- Born: 9 July 1896 Clearwell, Gloucestershire, England
- Died: 8 November 1961 (aged 65) Clearwell
- Buried: Cemetery, Clearwell
- Allegiance: United Kingdom
- Branch: British Army
- Rank: Private
- Unit: The Gloucestershire Regiment Pioneer Corps
- Conflicts: World War I World War II
- Awards: Victoria Cross

= Francis George Miles =

Francis George Miles (9 July 1896 - 8 November 1961) was an English recipient of the Victoria Cross, the highest and most prestigious award for gallantry in the face of the enemy that can be awarded to British and Commonwealth forces.

He was 22 years old, and a Private in the 1/5th Battalion, The Gloucestershire Regiment, British Army during the First World War when the following deed took place for which he was awarded the VC.

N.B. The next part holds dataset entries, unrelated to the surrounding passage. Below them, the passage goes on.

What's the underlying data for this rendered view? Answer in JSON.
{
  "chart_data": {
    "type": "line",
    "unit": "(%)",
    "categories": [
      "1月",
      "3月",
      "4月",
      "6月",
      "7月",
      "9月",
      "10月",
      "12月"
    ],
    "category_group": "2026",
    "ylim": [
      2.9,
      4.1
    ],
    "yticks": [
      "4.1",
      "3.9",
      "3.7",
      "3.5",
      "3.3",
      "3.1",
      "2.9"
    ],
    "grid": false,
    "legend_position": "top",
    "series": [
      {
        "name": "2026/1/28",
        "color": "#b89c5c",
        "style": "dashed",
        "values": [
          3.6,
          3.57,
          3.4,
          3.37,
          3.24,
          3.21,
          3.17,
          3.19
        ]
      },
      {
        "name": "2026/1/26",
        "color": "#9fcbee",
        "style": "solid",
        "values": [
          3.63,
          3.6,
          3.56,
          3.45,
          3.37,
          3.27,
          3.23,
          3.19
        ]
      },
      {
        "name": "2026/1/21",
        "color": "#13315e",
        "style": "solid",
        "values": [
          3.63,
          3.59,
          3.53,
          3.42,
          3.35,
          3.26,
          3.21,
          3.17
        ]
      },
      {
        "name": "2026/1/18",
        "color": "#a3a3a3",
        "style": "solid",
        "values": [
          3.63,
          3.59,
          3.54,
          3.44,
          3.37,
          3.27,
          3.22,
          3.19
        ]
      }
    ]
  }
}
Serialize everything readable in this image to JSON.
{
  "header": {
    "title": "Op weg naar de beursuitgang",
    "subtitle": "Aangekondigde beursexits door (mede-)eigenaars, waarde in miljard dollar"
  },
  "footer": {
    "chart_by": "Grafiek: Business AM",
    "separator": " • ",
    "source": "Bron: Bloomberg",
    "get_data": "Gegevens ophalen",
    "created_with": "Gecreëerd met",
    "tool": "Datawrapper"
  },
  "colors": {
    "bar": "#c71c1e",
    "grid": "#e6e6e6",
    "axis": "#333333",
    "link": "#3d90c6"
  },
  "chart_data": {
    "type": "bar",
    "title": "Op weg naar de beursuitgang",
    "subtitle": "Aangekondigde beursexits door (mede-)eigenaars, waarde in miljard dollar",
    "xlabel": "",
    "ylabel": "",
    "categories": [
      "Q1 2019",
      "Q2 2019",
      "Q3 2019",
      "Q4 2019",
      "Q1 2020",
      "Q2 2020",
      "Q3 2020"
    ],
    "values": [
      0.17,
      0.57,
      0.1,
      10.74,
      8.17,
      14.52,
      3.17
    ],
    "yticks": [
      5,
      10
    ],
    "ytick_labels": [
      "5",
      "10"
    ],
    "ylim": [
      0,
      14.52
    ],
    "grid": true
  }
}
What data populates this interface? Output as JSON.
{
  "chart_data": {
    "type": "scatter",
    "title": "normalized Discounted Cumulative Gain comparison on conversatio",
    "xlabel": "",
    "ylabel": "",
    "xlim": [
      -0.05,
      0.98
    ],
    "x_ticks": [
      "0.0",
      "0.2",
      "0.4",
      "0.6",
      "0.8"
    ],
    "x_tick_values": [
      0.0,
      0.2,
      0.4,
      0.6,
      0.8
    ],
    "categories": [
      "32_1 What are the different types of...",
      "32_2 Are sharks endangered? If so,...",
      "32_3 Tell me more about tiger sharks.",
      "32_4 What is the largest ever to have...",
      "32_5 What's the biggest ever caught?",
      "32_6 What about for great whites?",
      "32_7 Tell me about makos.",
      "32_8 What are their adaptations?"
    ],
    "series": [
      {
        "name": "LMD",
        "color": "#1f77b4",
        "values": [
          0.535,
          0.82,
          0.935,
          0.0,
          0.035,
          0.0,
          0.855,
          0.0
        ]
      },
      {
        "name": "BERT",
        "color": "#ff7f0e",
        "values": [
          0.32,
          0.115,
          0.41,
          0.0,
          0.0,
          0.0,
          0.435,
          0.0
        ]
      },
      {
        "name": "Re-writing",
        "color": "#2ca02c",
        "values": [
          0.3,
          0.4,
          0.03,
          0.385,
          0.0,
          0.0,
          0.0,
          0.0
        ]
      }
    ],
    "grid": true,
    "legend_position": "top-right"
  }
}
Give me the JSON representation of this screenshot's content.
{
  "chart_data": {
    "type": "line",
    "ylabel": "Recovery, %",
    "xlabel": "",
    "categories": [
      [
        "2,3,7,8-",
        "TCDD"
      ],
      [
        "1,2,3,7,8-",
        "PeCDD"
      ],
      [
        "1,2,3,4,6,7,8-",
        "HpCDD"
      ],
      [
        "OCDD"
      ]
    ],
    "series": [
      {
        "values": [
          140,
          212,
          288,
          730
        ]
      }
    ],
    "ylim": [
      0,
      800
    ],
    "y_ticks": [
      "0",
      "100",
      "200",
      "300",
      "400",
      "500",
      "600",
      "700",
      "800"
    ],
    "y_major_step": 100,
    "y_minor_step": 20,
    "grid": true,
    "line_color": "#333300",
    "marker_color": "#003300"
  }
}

On 23 October 1918 at Bois-l'Évêque, Landrecies, France, when his company was held up by a line of enemy machine guns in a sunken road, Private Miles, alone and on his own initiative went forward under exceptionally heavy fire, located a machine gun, shot the gunner and put the gun out of action. Then seeing another gun nearby, he again went forward alone, shot the gunner and captured the team of eight. Finally he stood up and beckoned to his company who, acting on his signals, were able to capture 16 machine guns, one officer and 50 other ranks.

He joined up again in World War II serving with the Pioneer Corps.

His medals are held in the Lord Ashcroft VC collection in the Imperial War Museum in London.